Lucie sentía que estaba andando por la cuerda floja, a punto de caer en cualquier instante. Pero él aguantaba el tipo. Estaba hecho de una fibra diferente, de un material que ningún proyectil podía perforar.
– Ya nunca más fue la misma, y el nacimiento de nuestra hija no cambió las cosas. Su mirada estaba en blanco la mayor parte del tiempo, a pesar de que, a veces, entre una y otra toma de la medicación, la chispa reaparecía.
Silencio de plomo. Lucie ya no alcanzaba a imaginar el dolor interior de aquel hombre. La soledad, la herida abierta de su alma, el desgarro de un drama que sangraba constantemente. Lucie se dijo que, tal vez por primera vez después de aquellos años, ya no tenía ganas de estar solo, aunque sólo fuera por una noche. Y a pesar de la negrura del mundo que le rodeaba, estaba contenta de poder compartir aquel momento con él.
Sharko se bebió el alcohol de un trago y se puso en pie.
– Soy la caricatura ambulante de lo peor que puede sufrir un policía, voy atiborrado de pastillas y de tormentos, he matado y me han hecho tanto daño como a uno le puedan hacer, pero aún me tengo en pie. Aquí, sobre mis dos piernas, frente a ti.
– Yo… Yo no sé qué decir. Lo siento.
– No lo sientas, ya basta de gente que lo siente.
Lucie le sonrió tímidamente.
– Intentaré no olvidar la lección.
– Bueno, creo que es hora de acostarse. Mañana nos espera un día duro.
– Ya es hora, sí…
Sharko hizo un amago de marcharse, y regresó junto a su colega.
– Tengo que pedirte un favor, Henebelle. Un favor que sólo le podría pedir a una mujer.
– Y luego tendré una última pregunta… Dígame.

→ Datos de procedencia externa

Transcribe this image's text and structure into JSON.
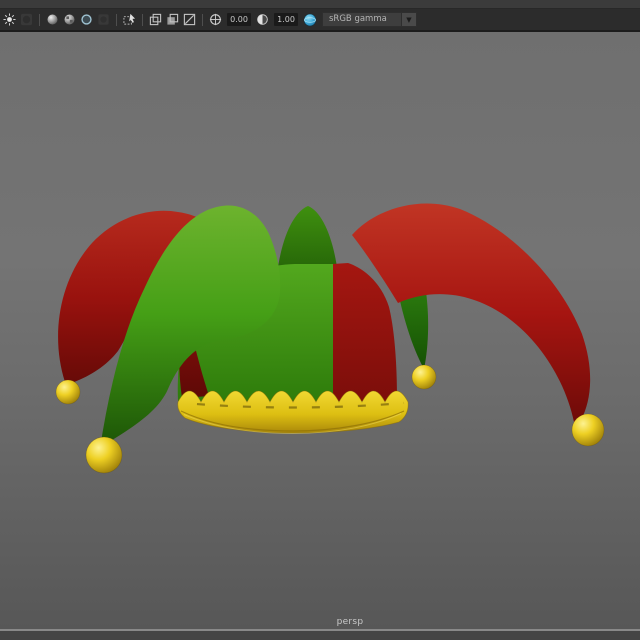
{
  "toolbar": {
    "icons": [
      "lighting-icon",
      "shadows-icon",
      "smooth-shade-icon",
      "textured-icon",
      "wireframe-on-shaded-icon",
      "use-default-material-icon",
      "object-selection-icon",
      "stacked-frames-icon",
      "stacked-frames-filled-icon",
      "xray-icon",
      "exposure-icon",
      "contrast-icon",
      "color-management-icon"
    ],
    "exposure_value": "0.00",
    "gamma_value": "1.00",
    "view_transform": "sRGB gamma",
    "dropdown_arrow": "▼"
  },
  "viewport": {
    "camera_label": "persp",
    "model": {
      "name": "jester-hat",
      "parts": [
        "left-red-horn",
        "left-green-horn",
        "back-green-horn",
        "right-red-horn",
        "right-green-point",
        "front-green-panel",
        "front-red-panel",
        "crown-band",
        "tip-ball-1",
        "tip-ball-2",
        "tip-ball-3",
        "tip-ball-4"
      ]
    }
  },
  "colors": {
    "viewport_bg_top": "#737373",
    "viewport_bg_bottom": "#575757",
    "toolbar_bg": "#2c2c2c",
    "hat_red": "#a61511",
    "hat_green": "#459f16",
    "hat_yellow": "#ddbf12",
    "accent_blue": "#3aa6d6"
  }
}
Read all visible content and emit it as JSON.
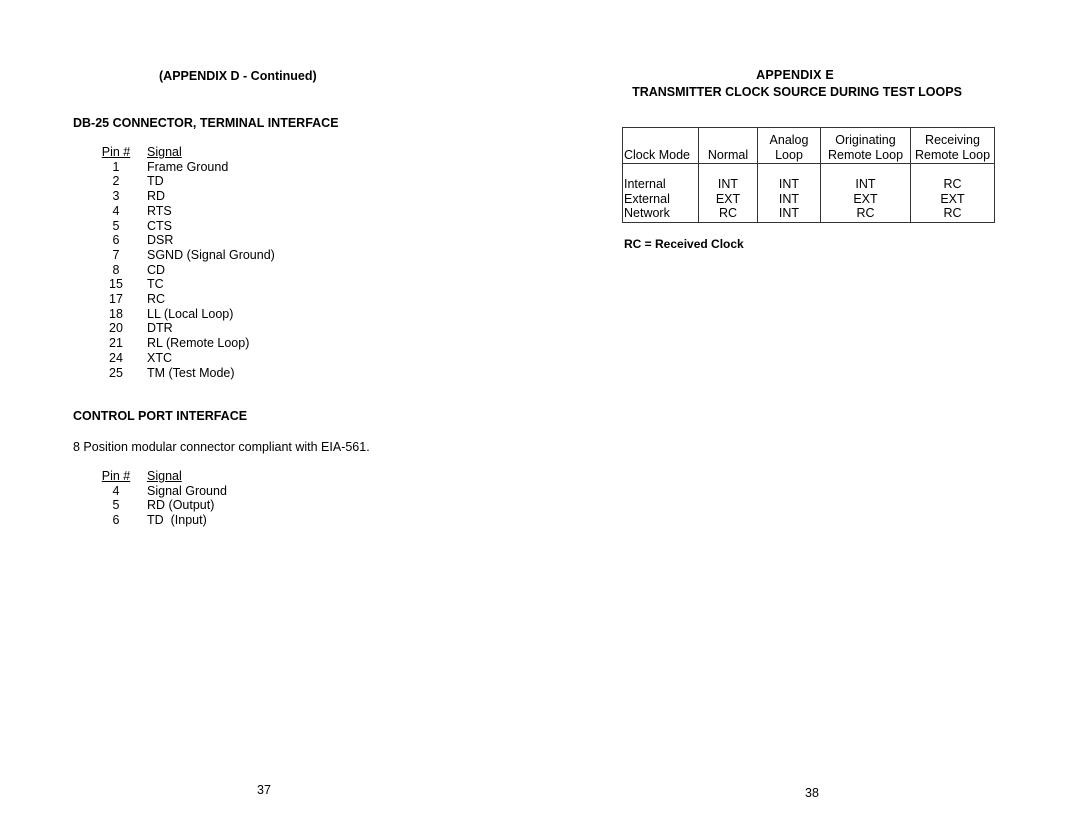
{
  "left_page": {
    "title": "(APPENDIX D - Continued)",
    "db25": {
      "heading": "DB-25 CONNECTOR, TERMINAL INTERFACE",
      "col_pin": "Pin #",
      "col_signal": "Signal",
      "rows": [
        {
          "pin": "1",
          "signal": "Frame Ground"
        },
        {
          "pin": "2",
          "signal": "TD"
        },
        {
          "pin": "3",
          "signal": "RD"
        },
        {
          "pin": "4",
          "signal": "RTS"
        },
        {
          "pin": "5",
          "signal": "CTS"
        },
        {
          "pin": "6",
          "signal": "DSR"
        },
        {
          "pin": "7",
          "signal": "SGND (Signal Ground)"
        },
        {
          "pin": "8",
          "signal": "CD"
        },
        {
          "pin": "15",
          "signal": "TC"
        },
        {
          "pin": "17",
          "signal": "RC"
        },
        {
          "pin": "18",
          "signal": "LL (Local Loop)"
        },
        {
          "pin": "20",
          "signal": "DTR"
        },
        {
          "pin": "21",
          "signal": "RL (Remote Loop)"
        },
        {
          "pin": "24",
          "signal": "XTC"
        },
        {
          "pin": "25",
          "signal": "TM (Test Mode)"
        }
      ]
    },
    "control_port": {
      "heading": "CONTROL PORT INTERFACE",
      "description": "8 Position modular connector compliant with EIA-561.",
      "col_pin": "Pin #",
      "col_signal": "Signal",
      "rows": [
        {
          "pin": "4",
          "signal": "Signal Ground"
        },
        {
          "pin": "5",
          "signal": "RD (Output)"
        },
        {
          "pin": "6",
          "signal": "TD  (Input)"
        }
      ]
    },
    "page_number": "37"
  },
  "right_page": {
    "title": "APPENDIX E",
    "subtitle": "TRANSMITTER CLOCK SOURCE DURING TEST LOOPS",
    "clock_table": {
      "headers": [
        {
          "line1": "",
          "line2": "Clock Mode"
        },
        {
          "line1": "",
          "line2": "Normal"
        },
        {
          "line1": "Analog",
          "line2": "Loop"
        },
        {
          "line1": "Originating",
          "line2": "Remote Loop"
        },
        {
          "line1": "Receiving",
          "line2": "Remote Loop"
        }
      ],
      "columns": [
        [
          "Internal",
          "External",
          "Network"
        ],
        [
          "INT",
          "EXT",
          "RC"
        ],
        [
          "INT",
          "INT",
          "INT"
        ],
        [
          "INT",
          "EXT",
          "RC"
        ],
        [
          "RC",
          "EXT",
          "RC"
        ]
      ]
    },
    "legend": "RC = Received Clock",
    "page_number": "38"
  }
}
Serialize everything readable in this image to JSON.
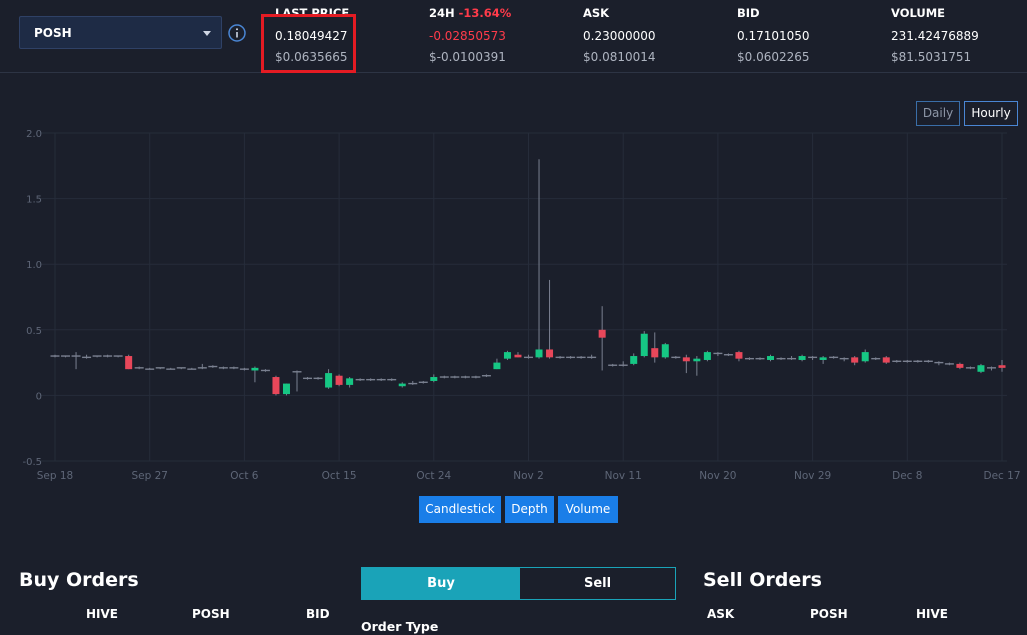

– Mañana a las siete en punto, ¿podrás hacer que se oiga el ruido de la ducha en el baño? No estás obligada a ducharte. Por supuesto, si quieres puedes ducharte, pero quiero decir que basta con que oiga el ruido de la ducha.
Lucie dudó un instante antes de comprender. Su mirada se dirigió a una foto de Suzanne y asintió.
– Lo haré.
Sharko esbozó una fina sonrisa.
– Tu turno. Haz tu pregunta, ahora.
– ¿A quién ha llamado antes desde la estación? ¿Con quién ha «negociado» para que yo pudiera dormir en su apartamento?
Sharko tardó unos segundos en responder.
– Aquel ordenador, allí… Utilízalo para tus búsquedas. Sólo tienes que darle al botón. No hay contraseña. ¿Por qué debería tener una?